Why can’t I simply write code today that interfaces on my behalf with say Facebook? After all, Facebook’s own app uses an API to talk to their servers. Well in order to do so I would have to “hack” the existing Facebook app to figure out what the API calls are and also how to authenticate myself to those calls. Unfortunately, there are three separate laws on the books that make those necessary steps illegal.

The first is the anti-circumvention provision of the DMCA. The second is the Computer Fraud and Abuse Act (CFAA). The third is the legal construction that by clicking “I accept” on a EULA (End User License Agreement) or a set of Terms of Service I am actually legally bound. The last one is a civil matter, but criminal convictions under the first two carry mandatory prison sentences.

So if we were willing to remove all three of these legal obstacles, then hacking an app to give you programmatic access to systems would be possible. Now people might object to that saying those provisions were created in the first place to solve important problems. That’s not entirely clear though. The anti circumvention provision of the DMCA was created specifically to allow the creation of DRM systems for copyright enforcement. So what you think of this depends on what you believe about the extent of copyright (a subject we will look at in the next section).

The CFAA too could be tightened up substantially without limiting its potential for prosecuting real fraud and abuse. The same goes for what kind of restriction on usage a company should be able to impose via a EULA or a TOS. In each case if I only take actions that are also available inside the company’s app but just happen to take these actions programmatically (as opposed to manually) why should that constitute a violation?

But, don’t companies need to protect their encryption keys? Aren’t “bot nets” the culprits behind all those so-called DDOS (distributed denial of service) attacks? Yes, there are a lot of compromised machines in the world, including set top boxes and home routers that some are using for nefarious purposes.
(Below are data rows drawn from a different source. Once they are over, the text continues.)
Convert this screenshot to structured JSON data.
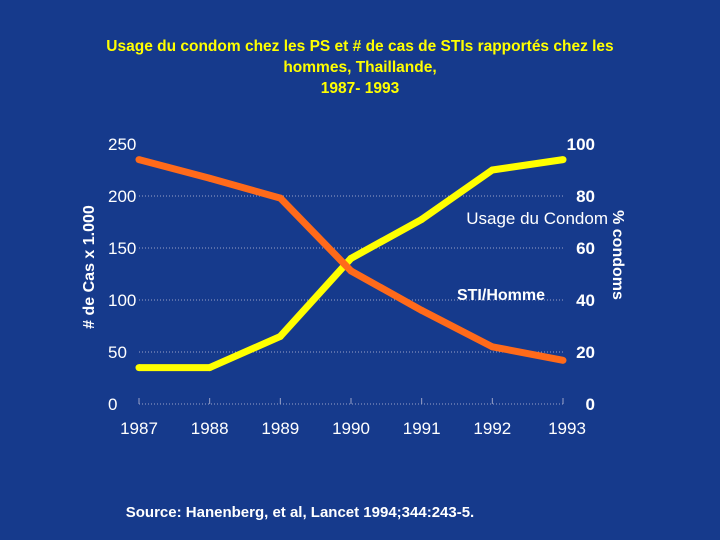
{
  "title_lines": [
    "Usage du condom chez les PS et # de cas de STIs rapportés chez les",
    "hommes, Thaillande,",
    "1987- 1993"
  ],
  "source": "Source: Hanenberg, et al, Lancet 1994;344:243-5.",
  "colors": {
    "background": "#163a8c",
    "condom_line": "#ffff00",
    "sti_line": "#ff6a1a",
    "grid": "#9aa3c8",
    "axis_text": "#ffffff"
  },
  "chart_data": {
    "type": "line",
    "x": [
      "1987",
      "1988",
      "1989",
      "1990",
      "1991",
      "1992",
      "1993"
    ],
    "ylabel_left": "# de Cas x 1.000",
    "ylabel_right": "% condoms",
    "ylim_left": [
      0,
      250
    ],
    "ylim_right": [
      0,
      100
    ],
    "yticks_left": [
      "0",
      "50",
      "100",
      "150",
      "200",
      "250"
    ],
    "yticks_right": [
      "0",
      "20",
      "40",
      "60",
      "80",
      "100"
    ],
    "grid": true,
    "series": [
      {
        "name": "Usage du Condom",
        "axis": "right",
        "values": [
          14,
          14,
          26,
          56,
          71,
          90,
          94
        ]
      },
      {
        "name": "STI/Homme",
        "axis": "left",
        "values": [
          235,
          217,
          198,
          128,
          90,
          55,
          42
        ]
      }
    ]
  }
}
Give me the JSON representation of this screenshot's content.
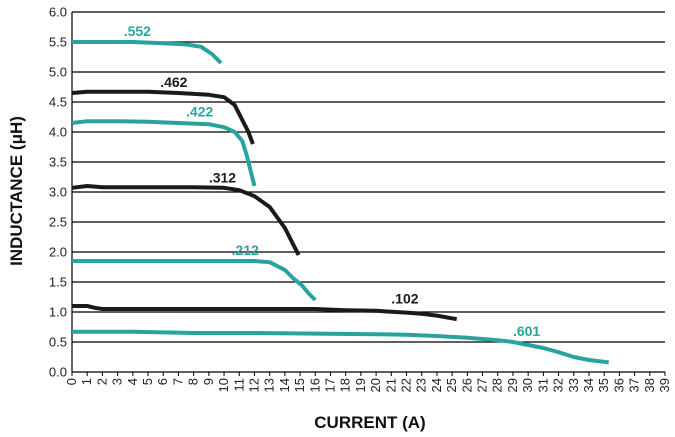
{
  "chart_data": {
    "type": "line",
    "title": "",
    "xlabel": "CURRENT (A)",
    "ylabel": "INDUCTANCE (μH)",
    "xlim": [
      0,
      39
    ],
    "ylim": [
      0,
      6.0
    ],
    "x_ticks": [
      0,
      1,
      2,
      3,
      4,
      5,
      6,
      7,
      8,
      9,
      10,
      11,
      12,
      13,
      14,
      15,
      16,
      17,
      18,
      19,
      20,
      21,
      22,
      23,
      24,
      25,
      26,
      27,
      28,
      29,
      30,
      31,
      32,
      33,
      34,
      35,
      36,
      37,
      38,
      39
    ],
    "x_tick_labels": [
      "0",
      "1",
      "2",
      "3",
      "4",
      "5",
      "6",
      "7",
      "8",
      "9",
      "10",
      "11",
      "12",
      "13",
      "14",
      "15",
      "16",
      "17",
      "18",
      "19",
      "20",
      "21",
      "22",
      "23",
      "24",
      "25",
      "26",
      "27",
      "28",
      "29",
      "30",
      "31",
      "32",
      "33",
      "34",
      "35",
      "36",
      "37",
      "38",
      "39"
    ],
    "y_ticks": [
      0,
      0.5,
      1.0,
      1.5,
      2.0,
      2.5,
      3.0,
      3.5,
      4.0,
      4.5,
      5.0,
      5.5,
      6.0
    ],
    "y_tick_labels": [
      "0.0",
      "0.5",
      "1.0",
      "1.5",
      "2.0",
      "2.5",
      "3.0",
      "3.5",
      "4.0",
      "4.5",
      "5.0",
      "5.5",
      "6.0"
    ],
    "grid": "horizontal",
    "colors": {
      "teal": "#2aa39f",
      "black": "#1a1a1a",
      "grid": "#000000"
    },
    "series": [
      {
        "name": ".552",
        "color": "#2aa39f",
        "x": [
          0,
          2,
          4,
          6,
          7.5,
          8.5,
          9.2,
          9.8
        ],
        "y": [
          5.5,
          5.5,
          5.5,
          5.48,
          5.46,
          5.42,
          5.3,
          5.15
        ]
      },
      {
        "name": ".462",
        "color": "#1a1a1a",
        "x": [
          0,
          1,
          3,
          5,
          7,
          9,
          10,
          10.7,
          11.2,
          11.6,
          11.9
        ],
        "y": [
          4.65,
          4.67,
          4.67,
          4.67,
          4.65,
          4.62,
          4.58,
          4.45,
          4.2,
          4.0,
          3.8
        ]
      },
      {
        "name": ".422",
        "color": "#2aa39f",
        "x": [
          0,
          1,
          3,
          5,
          7,
          9,
          10,
          10.7,
          11.2,
          11.5,
          11.8,
          12.0
        ],
        "y": [
          4.15,
          4.18,
          4.18,
          4.17,
          4.15,
          4.13,
          4.08,
          4.0,
          3.85,
          3.6,
          3.3,
          3.1
        ]
      },
      {
        "name": ".312",
        "color": "#1a1a1a",
        "x": [
          0,
          1,
          2,
          4,
          6,
          8,
          10,
          11,
          12,
          13,
          14,
          14.5,
          14.9
        ],
        "y": [
          3.07,
          3.1,
          3.08,
          3.08,
          3.08,
          3.08,
          3.07,
          3.03,
          2.93,
          2.75,
          2.4,
          2.15,
          1.95
        ]
      },
      {
        "name": ".212",
        "color": "#2aa39f",
        "x": [
          0,
          2,
          4,
          6,
          8,
          10,
          11,
          12,
          13,
          14,
          14.6,
          15.1,
          15.6,
          16.0
        ],
        "y": [
          1.85,
          1.85,
          1.85,
          1.85,
          1.85,
          1.85,
          1.85,
          1.85,
          1.83,
          1.7,
          1.55,
          1.45,
          1.3,
          1.2
        ]
      },
      {
        "name": ".102",
        "color": "#1a1a1a",
        "x": [
          0,
          1,
          1.5,
          2,
          4,
          6,
          8,
          10,
          12,
          14,
          16,
          18,
          20,
          22,
          23,
          24,
          25.3
        ],
        "y": [
          1.1,
          1.1,
          1.07,
          1.05,
          1.05,
          1.05,
          1.05,
          1.05,
          1.05,
          1.05,
          1.05,
          1.03,
          1.02,
          0.99,
          0.97,
          0.94,
          0.88
        ]
      },
      {
        "name": ".601",
        "color": "#2aa39f",
        "x": [
          0,
          4,
          8,
          12,
          16,
          20,
          22,
          24,
          26,
          27,
          28,
          29,
          30,
          31,
          32,
          33,
          34,
          35.3
        ],
        "y": [
          0.67,
          0.67,
          0.65,
          0.65,
          0.64,
          0.63,
          0.62,
          0.6,
          0.57,
          0.55,
          0.53,
          0.5,
          0.45,
          0.4,
          0.33,
          0.25,
          0.2,
          0.16
        ]
      }
    ],
    "annotations": [
      {
        "text": ".552",
        "color": "#2aa39f",
        "x": 3.4,
        "y": 5.6
      },
      {
        "text": ".462",
        "color": "#1a1a1a",
        "x": 5.8,
        "y": 4.75
      },
      {
        "text": ".422",
        "color": "#2aa39f",
        "x": 7.5,
        "y": 4.26
      },
      {
        "text": ".312",
        "color": "#1a1a1a",
        "x": 9.0,
        "y": 3.16
      },
      {
        "text": ".212",
        "color": "#2aa39f",
        "x": 10.5,
        "y": 1.95
      },
      {
        "text": ".102",
        "color": "#1a1a1a",
        "x": 21.0,
        "y": 1.14
      },
      {
        "text": ".601",
        "color": "#2aa39f",
        "x": 29.0,
        "y": 0.6
      }
    ]
  }
}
Yet that only demonstrates how ineffective the existing laws are at stopping illegal bots. Because those laws don’t work, companies have already developed the technological infrastructure to deal with the traffic from bots.

How would we prevent people from adopting bots that turn out to be malicious code? Open source seems like the best answer here. Many people could inspect a piece of code to make sure it does what it claims. But that’s not the only answer. Once people can legally be represented by bots, many markets currently dominated by large companies will face competition from smaller startups.
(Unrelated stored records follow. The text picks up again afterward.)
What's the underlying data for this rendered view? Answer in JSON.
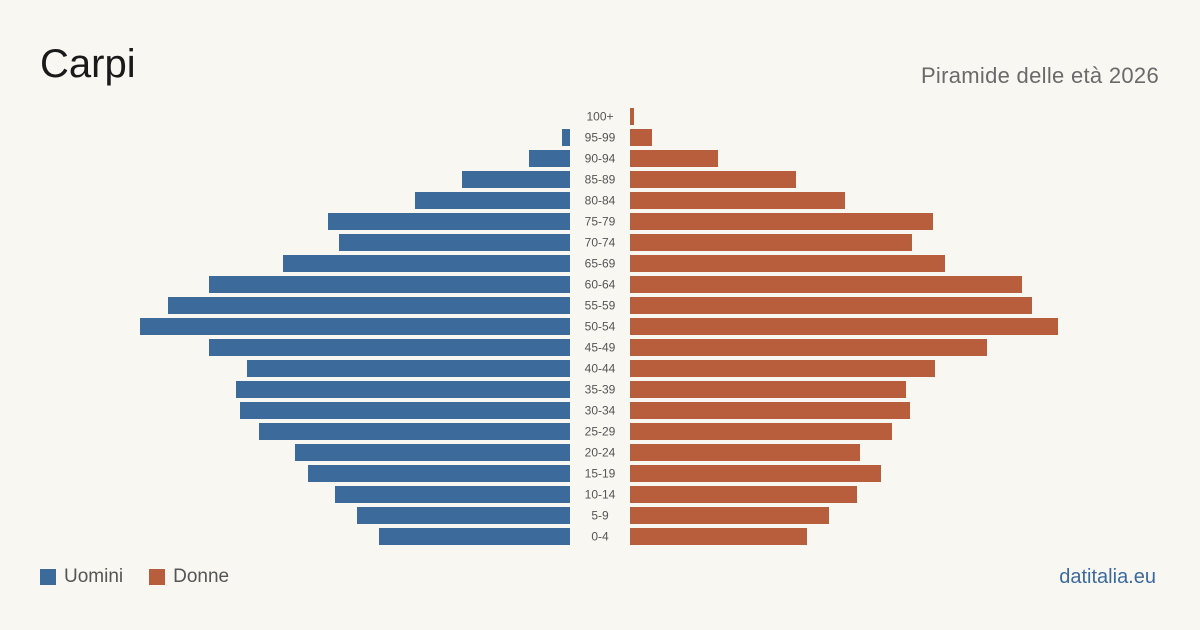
{
  "header": {
    "title": "Carpi",
    "subtitle": "Piramide delle età 2026"
  },
  "legend": {
    "men_label": "Uomini",
    "women_label": "Donne"
  },
  "footer": {
    "brand": "datitalia.eu"
  },
  "colors": {
    "men": "#3b6a9b",
    "women": "#b95e3d",
    "background": "#f9f7f2",
    "age_label": "#555555"
  },
  "chart_data": {
    "type": "bar",
    "orientation": "horizontal-pyramid",
    "categories": [
      "100+",
      "95-99",
      "90-94",
      "85-89",
      "80-84",
      "75-79",
      "70-74",
      "65-69",
      "60-64",
      "55-59",
      "50-54",
      "45-49",
      "40-44",
      "35-39",
      "30-34",
      "25-29",
      "20-24",
      "15-19",
      "10-14",
      "5-9",
      "0-4"
    ],
    "series": [
      {
        "name": "Uomini",
        "values": [
          0,
          8,
          41,
          108,
          155,
          242,
          231,
          287,
          361,
          402,
          430,
          361,
          323,
          334,
          330,
          311,
          275,
          262,
          235,
          213,
          191
        ]
      },
      {
        "name": "Donne",
        "values": [
          4,
          22,
          88,
          166,
          215,
          303,
          282,
          315,
          392,
          402,
          428,
          357,
          305,
          276,
          280,
          262,
          230,
          251,
          227,
          199,
          177
        ]
      }
    ],
    "axis_labels_shown": false,
    "grid": false,
    "legend_position": "bottom-left"
  }
}
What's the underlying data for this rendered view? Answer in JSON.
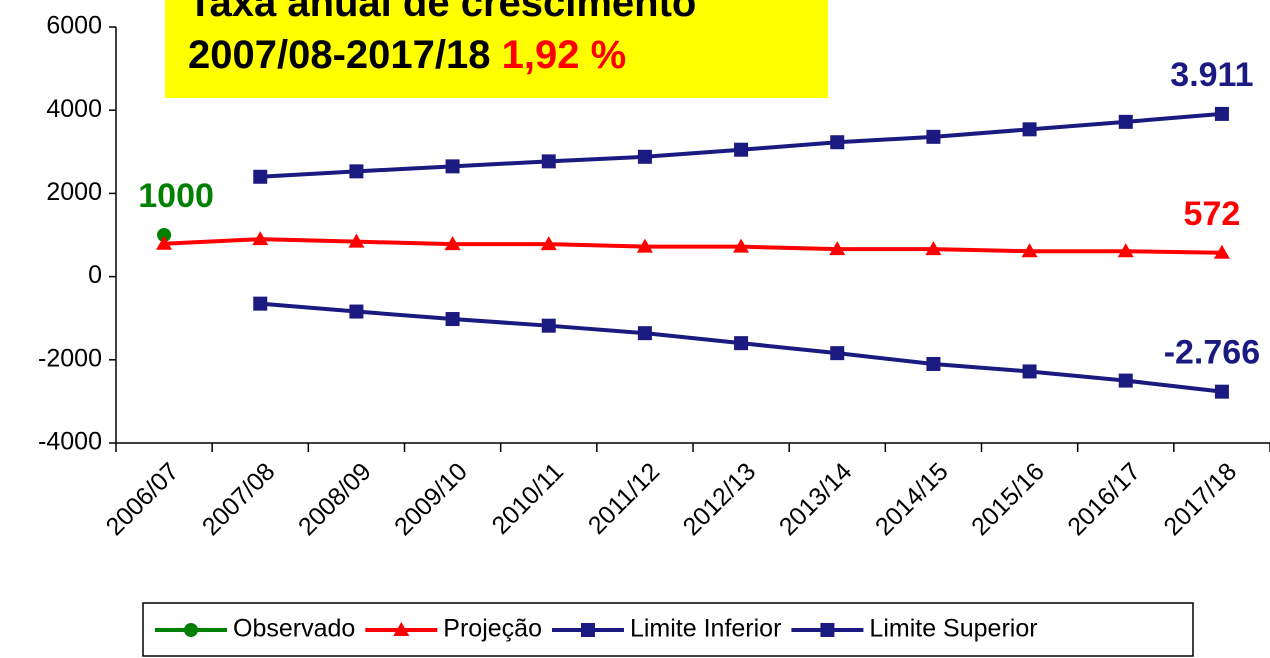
{
  "chart_data": {
    "type": "line",
    "title_line1": "Taxa anual de crescimento",
    "title_line2": "2007/08-2017/18",
    "title_rate": "1,92 %",
    "categories": [
      "2006/07",
      "2007/08",
      "2008/09",
      "2009/10",
      "2010/11",
      "2011/12",
      "2012/13",
      "2013/14",
      "2014/15",
      "2015/16",
      "2016/17",
      "2017/18"
    ],
    "series": [
      {
        "name": "Observado",
        "color": "#008000",
        "marker": "circle",
        "values": [
          1000,
          null,
          null,
          null,
          null,
          null,
          null,
          null,
          null,
          null,
          null,
          null
        ],
        "value_labels": [
          "1000",
          null,
          null,
          null,
          null,
          null,
          null,
          null,
          null,
          null,
          null,
          null
        ]
      },
      {
        "name": "Projeção",
        "color": "#ff0000",
        "marker": "triangle",
        "values": [
          790,
          900,
          840,
          780,
          780,
          720,
          720,
          660,
          660,
          610,
          610,
          572
        ],
        "value_labels": [
          null,
          null,
          null,
          null,
          null,
          null,
          null,
          null,
          null,
          null,
          null,
          "572"
        ]
      },
      {
        "name": "Limite Inferior",
        "color": "#1a1a80",
        "marker": "square",
        "values": [
          null,
          -650,
          -840,
          -1020,
          -1180,
          -1360,
          -1600,
          -1840,
          -2100,
          -2280,
          -2500,
          -2766
        ],
        "value_labels": [
          null,
          null,
          null,
          null,
          null,
          null,
          null,
          null,
          null,
          null,
          null,
          "-2.766"
        ]
      },
      {
        "name": "Limite Superior",
        "color": "#1a1a80",
        "marker": "square",
        "values": [
          null,
          2400,
          2530,
          2650,
          2770,
          2880,
          3050,
          3230,
          3360,
          3540,
          3720,
          3911
        ],
        "value_labels": [
          null,
          null,
          null,
          null,
          null,
          null,
          null,
          null,
          null,
          null,
          null,
          "3.911"
        ]
      }
    ],
    "ylim": [
      -4000,
      6000
    ],
    "yticks": [
      6000,
      4000,
      2000,
      0,
      -2000,
      -4000
    ],
    "grid": false,
    "legend": "bottom"
  }
}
Legalizing representation by a bot would eat into the revenues of large companies, and we might worry that they would respond by slowing their investment in infrastructure. I highly doubt this would happen. Uber, for instance, was recently valued at $50 billion. The company’s “takerate” (the percentage of the total amount paid for rides that they keep) is 20%. If competition forced that rate down to 5%, Uber’s value would fall to $10 billion as a first approximation. That is still a huge number, leaving Uber with ample room to grow. As even this bit of cursory math suggests, capital would still be available for investment, and those investments would still be made.

That’s not to say that no limitations should exist on bots. A bot representing me should have access to any functionality that I can access through a company’s website or apps. It shouldn’t be able to do something that I can’t do, such as pretend to be another user or gain access to private posts by others. Companies can use technology to enforce such access limits for bots; there is no need to rely on regulation.

Even if I have convinced you of the merits of bots, you might still wonder how we might ever get there from here. The answer is that we can start very small. We could run an experiment with the right to be represented by a bot in a city like New York. New York’s municipal authorities control how on demand transportation services operate. The city could say, “If you want to operate here, you have to let drivers interact with your service programmatically.” And I’m pretty sure, given how big a market New York City is, these services would agree.